Amendments 55 and 56 to Clause 11 enable a person to request that an investigation include questions about the death or harmful conduct. Very often, family members and those who have suffered have by their own efforts secured significant information about what happened, often at significant risk to themselves. Not only are they able to provide that information to an investigator but because of what they have established they can point out questions which should be asked and possible investigative leads or lines.
Amendments 57 to 62 and Amendments 64 and 65 provide necessary consequential amendment to Clause 11 to reflect the operation of the new function of investigation in addition to the function of review. Family members are vital to any investigation, as anybody who has been involved in an investigation knows.
Amendments 66 and 67 to Clause 12 empower the commission to carry out investigations where a person is seeking immunity and that person’s conduct caused death or harm to another person. Amendments 68 to 70 to Clause 13 provide similar adjustments to that clause in an attempt to make it compliant with our legal obligations.
Amendment 72, in the name of the noble Lord, Lord Hain, introduces a requirement that reviews are carried out to criminal justice standards as modelled on Operation Kenova, which is inquiring into various
republican terrorism activities and allegations in connection therewith. Again, I declare an interest as a member of the international steering group of Kenova. I support this amendment, although I am of the view that Kenova investigates rather reviews; it is a very powerful investigation.
Amendment 147, which we have dealt with, deals with the matter of the review in Denton. This is a completely different exercise. Indeed, it is a review. Amendment 82 enhances the power of the commissioner for investigations in relation to the supply of information by extending to them the investigation function, which is essential.

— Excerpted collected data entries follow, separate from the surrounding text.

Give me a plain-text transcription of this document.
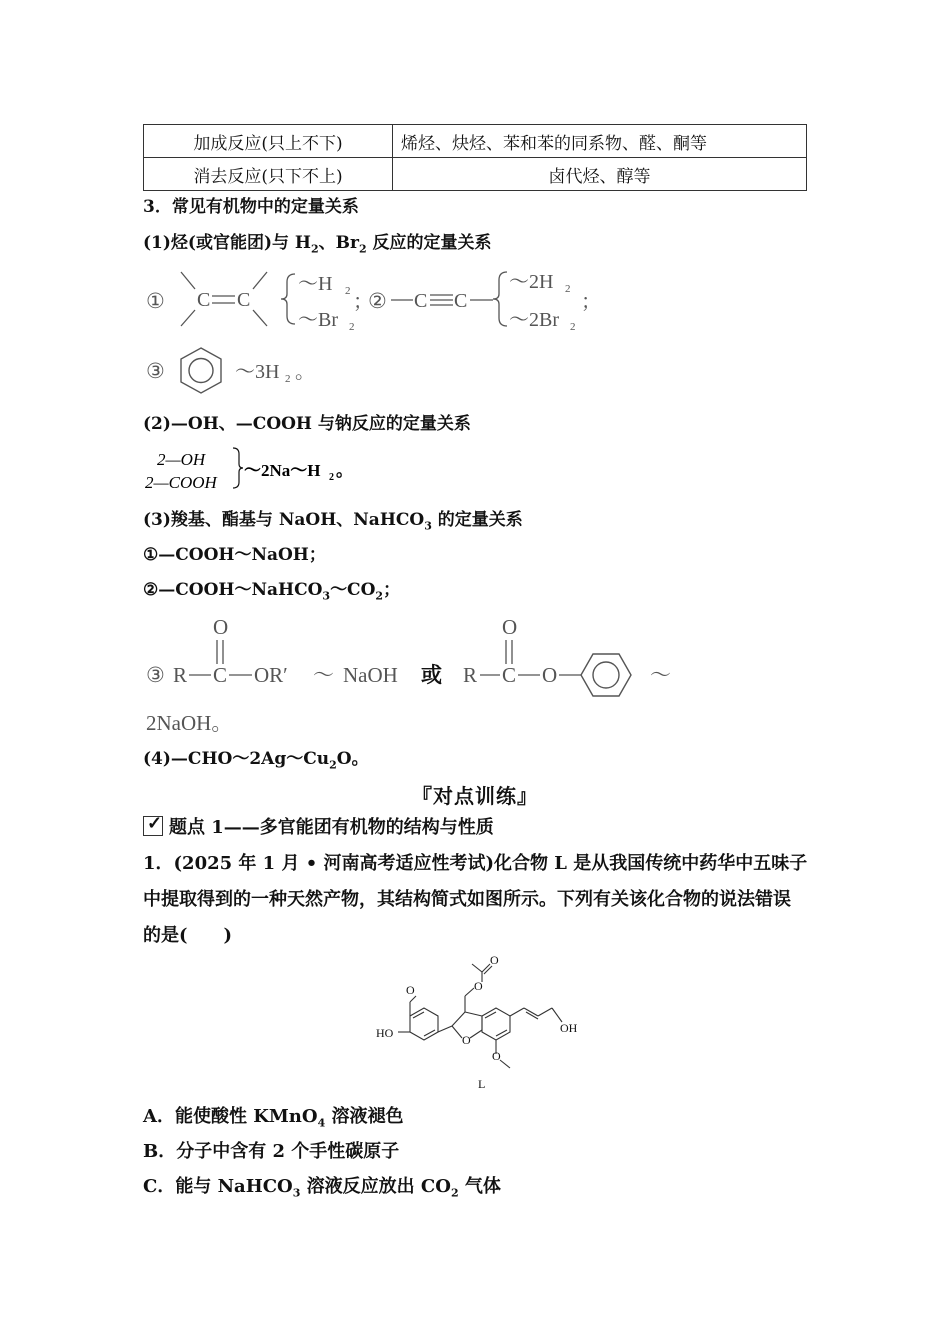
加成反应(只上不下)	烯烃、炔烃、苯和苯的同系物、醛、酮等
消去反应(只下不上)	卤代烃、醇等
3．常见有机物中的定量关系
(1)烃(或官能团)与 $H_2$、$Br_2$ 反应的定量关系
① C C
～H 2
～Br 2
；
② C C
～2H 2
～2Br 2
；
③	～3H 2 。
(2)—OH、—COOH 与钠反应的定量关系
2—OH
2—COOH
～2Na～H 2 。
(3)羧基、酯基与 NaOH、NaHCO$_3$ 的定量关系
①—COOH～NaOH；
$②—COOH\sim NaHCO_3\sim CO_2$；
③
O
R C OR′ ～ NaOH 或 R
O
C O	～
2NaOH。
$(4)—CHO\sim 2Ag\sim Cu_2O$。
『对点训练』
✓ 题点 1——多官能团有机物的结构与性质
1．(2025 年 1 月 • 河南高考适应性考试)化合物 L 是从我国传统中药华中五味子中提取得到的一种天然产物，其结构简式如图所示。下列有关该化合物的说法错误的是(　　)
HO
O
O
O
O
O
OH
L
A．能使酸性 KMnO$_4$ 溶液褪色
B．分子中含有 2 个手性碳原子
C．能与 NaHCO$_3$ 溶液反应放出 $CO_2$ 气体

The remaining amendments in my name in this group would make all the necessary consequential changes to place in the Bill the obligations that the UK has in cases of deaths resulting from violence during the relevant period and cases involving allegations of torture in terms of the processes to be adopted by the commission in the conduct of its business. By using only the term “review”, the Bill as drafted is insufficient, even taking into account government Amendment 76, since it does not, as has been roundly stated internationally and repeatedly, impose the duties and obligations inherent in the existing legal obligations of the UK, which are guaranteed under the Good Friday agreement. Noble Lords have repeatedly acknowledged in this House the importance of not undermining that agreement. I beg to move.